Given the recent downturn in commodity prices, the Treasury is likely to provide conservative medium-term growth and revenue forecasts on the day.
This game plan has allowed it to claw back some credibility following a long period of consistently missed targets after the global financial crisis. During that period, government expenditure was allowed to remain too high in relation to the revenue that the dwindling economy was able to generate. This led to stubbornly large fiscal deficits and a rapidly rising debt mountain.
In the fiscal consolidation period that followed, SA’s budgets have continued to assume that extreme expenditure restraint will prevail and that structural reforms will improve the country’s growth rate, allowing debt to stabilise.
The most recent target has been for debt to stabilise at 75% of GDP by 2024/2025. (In the October 2013 mini-budget, the target was 44% by 2016/2017.) However, many observers are highly sceptical about whether SA will be able to sustain the sizeable primary budget surplus (revenue minus noninterest expenditure) required to reach this.

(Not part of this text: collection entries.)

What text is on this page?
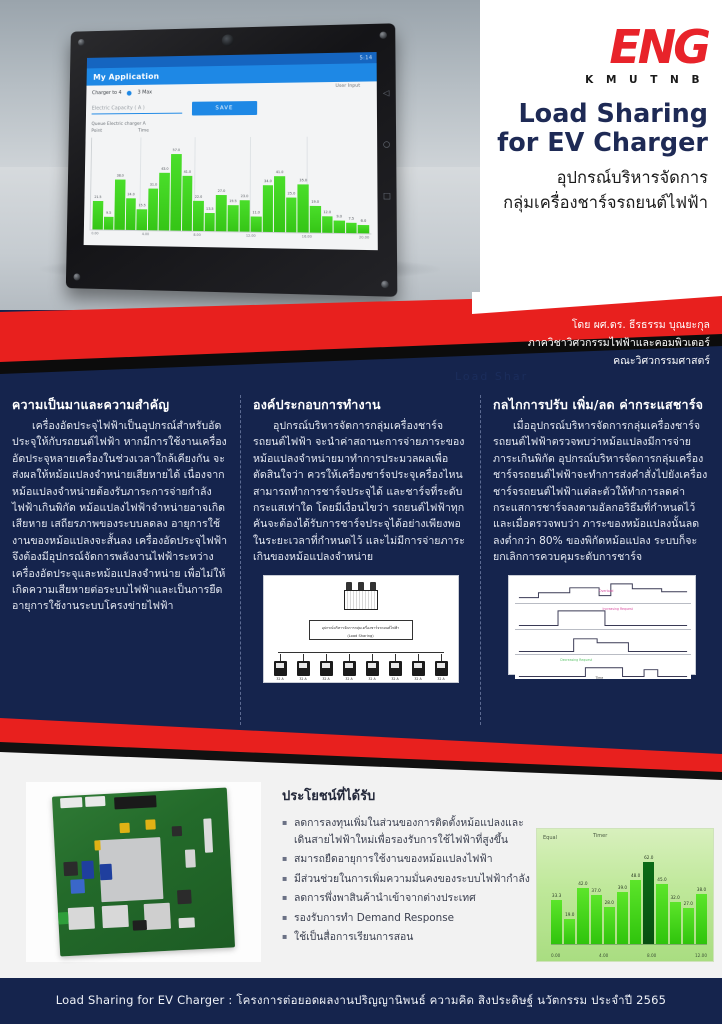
5:14
My Application
User Input
Charger to 4	3 Max
Electric Capacity ( A )	SAVE
Queue Electric charger A
Point	Time
21.5
9.5
38.0
24.0
15.5
31.0
43.0
57.0
41.0
22.0
13.5
27.0
19.5
23.0
11.0
34.0
41.0
25.0
35.0
19.0
12.0
9.0
7.5
6.0
0.00	4.00	8.00	12.00	16.00	20.00
◁
○
□
ENG
K M U T N B
Load Sharing
for EV Charger
อุปกรณ์บริหารจัดการ
กลุ่มเครื่องชาร์จรถยนต์ไฟฟ้า
โดย ผศ.ดร. ธีรธรรม บุณยะกุล
ภาควิชาวิศวกรรมไฟฟ้าและคอมพิวเตอร์
คณะวิศวกรรมศาสตร์
Load Shar
ความเป็นมาและความสำคัญ

เครื่องอัดประจุไฟฟ้าเป็นอุปกรณ์สำหรับอัดประจุให้กับรถยนต์ไฟฟ้า หากมีการใช้งานเครื่องอัดประจุหลายเครื่องในช่วงเวลาใกล้เคียงกัน จะส่งผลให้หม้อแปลงจำหน่ายเสียหายได้ เนื่องจากหม้อแปลงจำหน่ายต้องรับภาระการจ่ายกำลังไฟฟ้าเกินพิกัด หม้อแปลงไฟฟ้าจำหน่ายอาจเกิดเสียหาย เสถียรภาพของระบบลดลง อายุการใช้งานของหม้อแปลงจะสั้นลง เครื่องอัดประจุไฟฟ้าจึงต้องมีอุปกรณ์จัดการพลังงานไฟฟ้าระหว่างเครื่องอัดประจุและหม้อแปลงจำหน่าย เพื่อไม่ให้เกิดความเสียหายต่อระบบไฟฟ้าและเป็นการยืดอายุการใช้งานระบบโครงข่ายไฟฟ้า

องค์ประกอบการทำงาน

อุปกรณ์บริหารจัดการกลุ่มเครื่องชาร์จรถยนต์ไฟฟ้า จะนำค่าสถานะการจ่ายภาระของหม้อแปลงจำหน่ายมาทำการประมวลผลเพื่อตัดสินใจว่า ควรให้เครื่องชาร์จประจุเครื่องไหนสามารถทำการชาร์จประจุได้ และชาร์จที่ระดับกระแสเท่าใด โดยมีเงื่อนไขว่า รถยนต์ไฟฟ้าทุกคันจะต้องได้รับการชาร์จประจุได้อย่างเพียงพอในระยะเวลาที่กำหนดไว้ และไม่มีการจ่ายภาระเกินของหม้อแปลงจำหน่าย

อุปกรณ์บริหารจัดการกลุ่มเครื่องชาร์จรถยนต์ไฟฟ้า
(Load Sharing)
32 A	32 A	32 A	32 A	32 A	32 A	32 A	32 A
กลไกการปรับ เพิ่ม/ลด ค่ากระแสชาร์จ

เมื่ออุปกรณ์บริหารจัดการกลุ่มเครื่องชาร์จรถยนต์ไฟฟ้าตรวจพบว่าหม้อแปลงมีการจ่ายภาระเกินพิกัด อุปกรณ์บริหารจัดการกลุ่มเครื่องชาร์จรถยนต์ไฟฟ้าจะทำการส่งคำสั่งไปยังเครื่องชาร์จรถยนต์ไฟฟ้าแต่ละตัวให้ทำการลดค่ากระแสการชาร์จลงตามอัลกอริธึมที่กำหนดไว้ และเมื่อตรวจพบว่า ภาระของหม้อแปลงนั้นลดลงต่ำกว่า 80% ของพิกัดหม้อแปลง ระบบก็จะยกเลิกการควบคุมระดับการชาร์จ

Overload
Increasing Request
Decreasing Request
Time
ประโยชน์ที่ได้รับ
▪ ลดการลงทุนเพิ่มในส่วนของการติดตั้งหม้อแปลงและเดินสายไฟฟ้าใหม่เพื่อรองรับการใช้ไฟฟ้าที่สูงขึ้น
▪ สมารถยืดอายุการใช้งานของหม้อแปลงไฟฟ้า
▪ มีส่วนช่วยในการเพิ่มความมั่นคงของระบบไฟฟ้ากำลัง
▪ ลดการพึ่งพาสินค้านำเข้าจากต่างประเทศ
▪ รองรับการทำ Demand Response
▪ ใช้เป็นสื่อการเรียนการสอน
Equal	Timer
33.3
19.0
42.0
37.0
28.0
39.0
48.0
62.0
45.0
32.0
27.0
38.0
0.00	4.00	8.00	12.00
Load Sharing for EV Charger : โครงการต่อยอดผลงานปริญญานิพนธ์ ความคิด สิงประดิษฐ์ นวัตกรรม ประจำปี 2565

Though Schultz expects the Treasury to achieve its goal of posting a primary surplus in 2023/2024, it is likely to be too small, and short-lived. Schultz expects the debt ratio to keep rising by 1.5-2 percentage points a year, even if SA keeps running a primary surplus, because the real cost of financing is likely to exceed real GDP growth by this factor.
The problem is that the Treasury’s narrative is that fiscal consolidation is just a temporary burden and that as soon as the country achieves a primary surplus, things can go back to normal. But in the absence of decent economic growth, stabilising the debt ratio will depend on persistent expenditure restraint, which is going to be exceedingly difficult to deliver.
Given all the urgent needs facing the country, BLSA is “extremely concerned” that SA may stray from its tight fiscal path.
The worry is that while the Treasury’s budgets may look good on paper, the rest of the government may prove unable to adhere to the Treasury’s expenditure plans or expedite the reforms necessary to boost growth.
So, the markets are likely to rally on October 26 over SA’s improved fiscal metrics. But unless the country deals with its structural problems so that it can generate sustainably faster growth and stronger revenues, the cheering will be short-lived.